08 de julho de 2026
Nacional

Cumbica adapta piso e check in para deficientes

Folhapress
| Tempo de leitura: 2 min

São Paulo - O aeroporto de Cumbica, em Guarulhos (grande SP), terá, em 2009, 16 balcões de check in adaptados ao atendimento de cadeirantes e piso de auxílio a pessoas com deficiência visual nos saguões.

Segundo a Infraero, estatal que administra 67 aeroportos, as obras de melhoria das condições de acessibilidade - que incluem reformas no estacionamento, escadas e banheiros- começam até dezembro, com duração máxima de um ano, e custarão R$ 2 milhões. Outra reforma está prevista para adaptar os elevadores em 2010.

O objetivo do projeto é adequar o aeroporto às normas de acessibilidade da Associação Brasileira de Normas Técnicas (ABNT), revisadas em 2004.

Reformas na parte interna, entretanto, são apenas o primeiro passo para resolver um dos principais problemas para as pessoas com deficiência: continuar a viagem após a chegada ao aeroporto. O assunto é tema do Fórum de Acessibilidade em Aeroportos, que se encerra ontem em São Paulo.
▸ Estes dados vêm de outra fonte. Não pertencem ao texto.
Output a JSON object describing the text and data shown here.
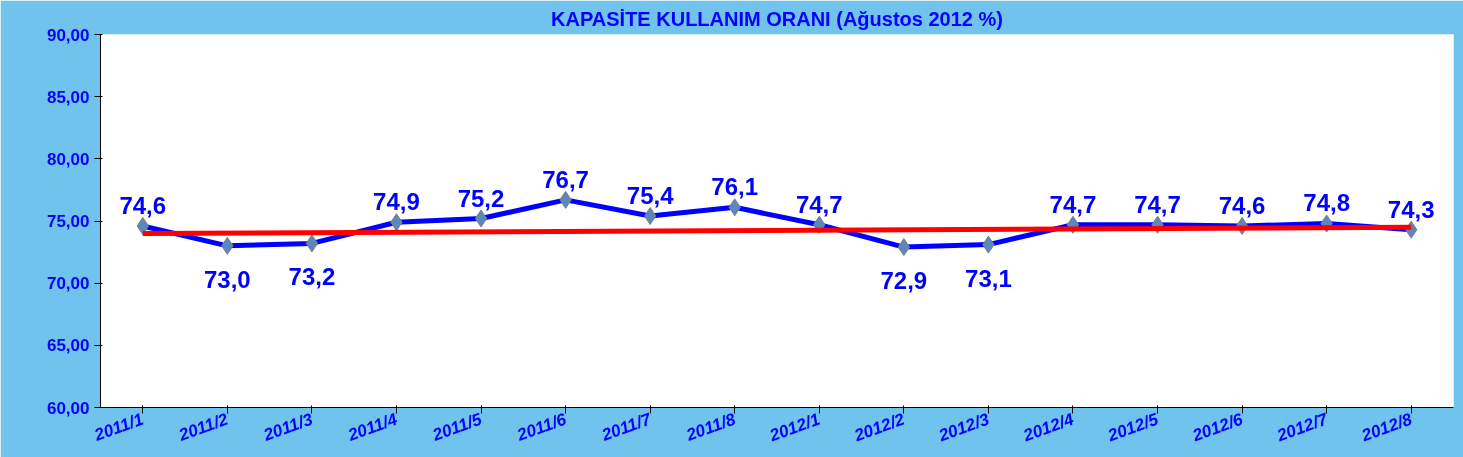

Cadeirante e membro do Conselho Nacional dos Direitos da Pessoa Portadora de Deficiência, Isaías Dias avalia como “precária desde o embarque até a saída” a acessibilidade da maioria dos aeroportos administrados pela Infraero. “Em São Paulo é difícil (para um cadeirante) tomar um ônibus”, disse Dias, que criticou a acessibilidade aos pontos e dos próprios ônibus.

Nos 19 aeroportos reformados nos últimos cinco anos - entre eles o de Congonhas- diz ele, houve melhoria da acessibilidade. “O ideal é que o passageiro com deficiência tenha as mesmas condições de escolha que os outros”, disse o presidente da Infraero, Sérgio Gaudenzi.

Porém, questionado sobre projetos semelhantes ao de Guarulhos, ele afirmou que a empresa segue “aguardando propostas” dos aeroportos.

A administração do aeroporto de Congonhas (zona sul de SP) diz que irá elaborar projeto semelhante, ainda sem prazo.

Willer Furtado, superintendente de Congonhas, deu nota oito para as condições de acessibilidade do aeroporto; Cumbica ganhou nota sete do próprio administrador, João Márcio Jordão -nenhum dos dois é portador de deficiência.

A avaliação de Dias foi mais rigorosa. “Dou nota cinco para cada um. Não são precários, mas têm muito a melhorar.”

Em Cumbica, os 16 novos balcões terão bancadas mais baixas que as dos atuais. A chamada “sinalização tátil” do piso começará nas faixas de pedestres e irá até os balcões de informação - dois novos serão construídos no desembarque.

A reforma prevê ainda reserva de 150 vagas de estacionamento para idosos e de 60 para deficientes - já existem 30. Nos sanitários adaptados - que também já existem - serão colocadas mais barras de auxílio e duchas higiênicas. As principais escadas terão sinalização em braile, corrimãos e faixas demarcatórias nos degraus.

Até 2010 estão previstos 24 elevadores com sistema de avisos de voz e botões em altura acessível a cadeirantes - hoje, só quatro são adaptados. A reforma custará R$ 5,7 milhões.